12. Similarly, Dr. Duara opined that Dr. Enrique Suarez, the Court-Appointed expert who prepared a report and testified in the pre-trial competency hearing, incorrectly diagnosed Dr. Rothman as malingering due to a lack of understanding of the relationship between a dementia affecting the frontal lobes and a malingering-type behavior (DE # 582 at 37). He also disagreed with Dr. Suarez's assessment that PET scans and neuroimaging have been disfavored as a basis to assist in the diagnosis of Alzheimer's or dementia (DE # 582 at 34).

13. The Government did not object to the Court finding Dr. Rappaport to be an expert psychologist based upon the Court's previous determination at the pre-trial competency hearing that Dr. Rappaport was an expert psychologist.

14. Dr. Crown previously testified as a treating physician at Dr. Rothman's pretrial competency proceeding.

15. Dr. Gelblum testified previously at Dr. Rothman's pre-trial competency hearing.

16. The Government did not object to the Court finding Dr. Fischer to be an expert neurologist based upon the Court's previous determination at the pre-trial competency hearing that Dr. Fischer was an expert neurologist.

17. Dr. Fischer also noted that he agreed that Dr. Rothman should obtain a guardian for financial and other decisions.

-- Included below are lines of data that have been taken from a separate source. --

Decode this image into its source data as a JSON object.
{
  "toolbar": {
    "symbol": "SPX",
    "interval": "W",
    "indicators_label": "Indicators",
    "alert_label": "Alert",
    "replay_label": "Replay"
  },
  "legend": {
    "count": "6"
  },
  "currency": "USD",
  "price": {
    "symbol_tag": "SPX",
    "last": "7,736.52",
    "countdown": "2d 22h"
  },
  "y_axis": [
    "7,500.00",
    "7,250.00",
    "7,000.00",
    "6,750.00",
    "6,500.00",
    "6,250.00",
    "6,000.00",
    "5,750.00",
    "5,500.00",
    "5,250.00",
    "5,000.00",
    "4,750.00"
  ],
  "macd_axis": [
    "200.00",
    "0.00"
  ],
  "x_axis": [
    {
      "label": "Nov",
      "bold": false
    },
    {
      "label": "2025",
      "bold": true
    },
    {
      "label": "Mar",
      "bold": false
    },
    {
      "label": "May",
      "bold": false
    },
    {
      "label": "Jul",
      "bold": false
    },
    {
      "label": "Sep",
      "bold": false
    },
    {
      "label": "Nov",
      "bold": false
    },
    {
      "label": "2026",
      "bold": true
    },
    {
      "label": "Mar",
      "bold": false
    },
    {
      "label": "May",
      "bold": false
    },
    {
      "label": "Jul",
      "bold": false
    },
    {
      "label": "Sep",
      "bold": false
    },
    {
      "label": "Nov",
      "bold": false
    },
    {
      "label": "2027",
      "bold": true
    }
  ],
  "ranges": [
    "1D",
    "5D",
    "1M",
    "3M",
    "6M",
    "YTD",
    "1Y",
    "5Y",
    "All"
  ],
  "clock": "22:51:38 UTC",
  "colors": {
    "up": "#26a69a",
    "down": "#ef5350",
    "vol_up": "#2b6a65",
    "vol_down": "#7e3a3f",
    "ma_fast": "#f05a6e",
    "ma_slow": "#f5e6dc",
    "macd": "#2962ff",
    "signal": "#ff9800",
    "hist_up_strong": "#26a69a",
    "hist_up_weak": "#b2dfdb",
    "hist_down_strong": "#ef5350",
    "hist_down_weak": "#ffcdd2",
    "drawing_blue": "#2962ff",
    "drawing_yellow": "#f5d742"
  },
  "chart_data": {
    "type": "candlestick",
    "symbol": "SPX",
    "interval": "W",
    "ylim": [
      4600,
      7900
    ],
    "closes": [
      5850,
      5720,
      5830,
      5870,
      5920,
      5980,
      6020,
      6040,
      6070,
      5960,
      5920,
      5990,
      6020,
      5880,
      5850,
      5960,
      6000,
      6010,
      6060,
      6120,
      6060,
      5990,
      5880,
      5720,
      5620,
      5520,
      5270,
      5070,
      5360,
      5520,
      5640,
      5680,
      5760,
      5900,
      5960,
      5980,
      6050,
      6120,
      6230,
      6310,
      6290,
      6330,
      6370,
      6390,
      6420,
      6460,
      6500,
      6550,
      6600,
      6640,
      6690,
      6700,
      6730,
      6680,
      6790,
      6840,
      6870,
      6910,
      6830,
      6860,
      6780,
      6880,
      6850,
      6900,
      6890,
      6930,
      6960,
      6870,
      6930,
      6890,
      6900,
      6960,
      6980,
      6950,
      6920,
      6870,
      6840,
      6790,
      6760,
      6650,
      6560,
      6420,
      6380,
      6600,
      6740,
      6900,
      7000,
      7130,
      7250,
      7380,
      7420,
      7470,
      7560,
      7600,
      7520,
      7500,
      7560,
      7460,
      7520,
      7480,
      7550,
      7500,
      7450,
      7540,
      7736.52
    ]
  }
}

18. Dr. Fischer also noted that Dr. Rothman had monoclonal gammopathy which is the excretion of an abnormal protein in the urine. However, Dr. Fischer concluded that it was unlikely that this finding was related to Dr. Rothman's dementia, although it may have been indicative of an underlying yet undiagnosed cancer. (DE # 583 at 107, 108).

19. At the hearing, Dr. Carlson, the Government's witness, testified as the second witness and thus "out of turn" to accommodate his travel schedule.

20. Although Dr. Carlson was cross-examined about his education credentials, the undersigned found no real evidence to support a finding that Dr. Carlson inaccurately reported his credentials either on his CV or in his testimony before the Court.

21. The Forensic Evaluation is also signed by Emily E. Wakeman, M.A., psychology intern, and Daniel J. Shine, Jr., M.D., staff psychologist.

22. Dr. Carlson was cross-examined by Counsel for the Defense on several texts and studies. However, the texts were never identified as authoritative by any of the experts and, in fact, Dr. Crown specifically discounted those texts as merely books written by people. Therefore, the undersigned does not consider the findings in the texts in arriving at her ultimate determination is this matter.

23. The undersigned recognizes that Dr. Duara did not observe the same decline between his pre-BOP and post-BOP sessions with Dr. Rothman. However, this can be explained by the variability of the disease on a given day. Moreover, the key point here is the significant deterioration between the February 2009 determination by the Court and the present. The objective findings clearly support this deterioration.

24. Dr. Crown's opinion is given less weight, however since it is based on his review of the reports prepared by the other experts, and he has not examined Dr. Rothman since the pre-trial competency proceedings.

25. The undersigned notes that the Court's October 16, 2009 Order granting the Government's Motion to Conduct an Inpatient Evaluation of David Rothman provided, inter alia, that additional time could be requested beyond the ten day period, if it was deemed necessary in order to obtain a more comprehensive evaluation and accurate assessment of Dr. Rothman's condition (DE # 553). The Government did not request additional time and did not seek to have Dr. Rothman evaluated by a behavioral or other neurologist, thus the only expert testimony before the Court from the Government is from Dr. Carlson.

26. Although Dr. Carlson, unlike Dr. Duara, has substantial experience in forensic psychology, the role of the experts in this proceeding is to provide data to the Court from which the Court can make the ultimate legal determination of competency. Thus, Dr. Duara's lack of experience in forensic psychology is not a significant impediment to the Court's determination in this case.